L’exposition rassemble aussi une collection de 38 médailles qui commémorent des événe­ments survenus en Egypte ou en France. Parmi les pièces expo­sées, un médaillon frappé à l’oc­casion de l’Exposition interna­tionale de l’affiche de propa­gande touristique qui s’est tenue au Caire en 1933. L’effigie du roi Fouad orne l’une des faces. Sur l’autre est frappée une scène inspirée de la civilisation de l’Ancienne Egypte. Une autre médaille a été réalisée en 1905 à l’occasion de la pose de la pre­mière pierre du Musée Boulaq et de la création du Service des antiquités égyptiennes. L’effigie de l’égyptologue Mariette est frappée sur l’une de ses faces, alors que sur l’autre, c’est une scène de la découverte du Sérapium de Saqqara.

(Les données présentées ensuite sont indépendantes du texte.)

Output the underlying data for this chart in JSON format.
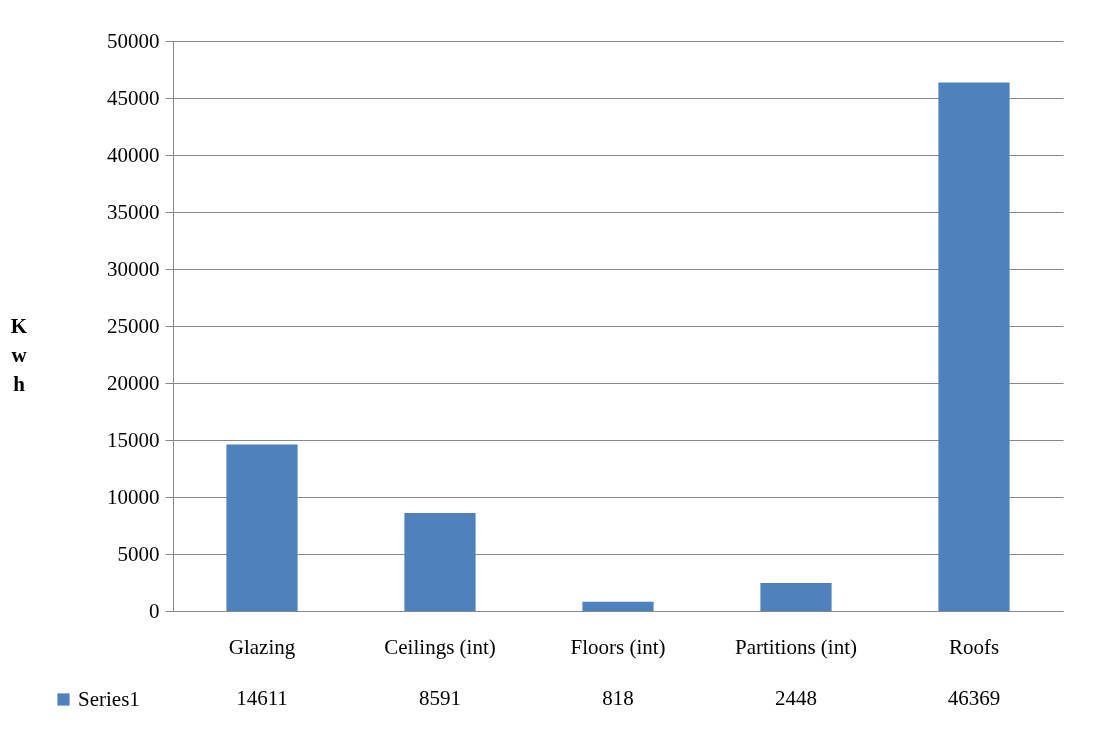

Si l’époque de la famille alide se caractérise par un goût artistique raffiné, tourné vers l’art européen, cela ne signifie pas son manque d’intérêt pour l’art islamique.

De même, l’exposition y consacre une salle de mobiliers d’influence islamique. Le visiteur peut trouver une table et une chaise qui faisaient partie de la collection du musée de la féministe renom­mée Hoda Chaarawi, conservée au Musée d’art moderne.

Visiter cette exposition, c’est se plonger dans l’histoire de l’Egytpe moderne, et découvrir les mul­tiples facettes de l’ère de la famille alide.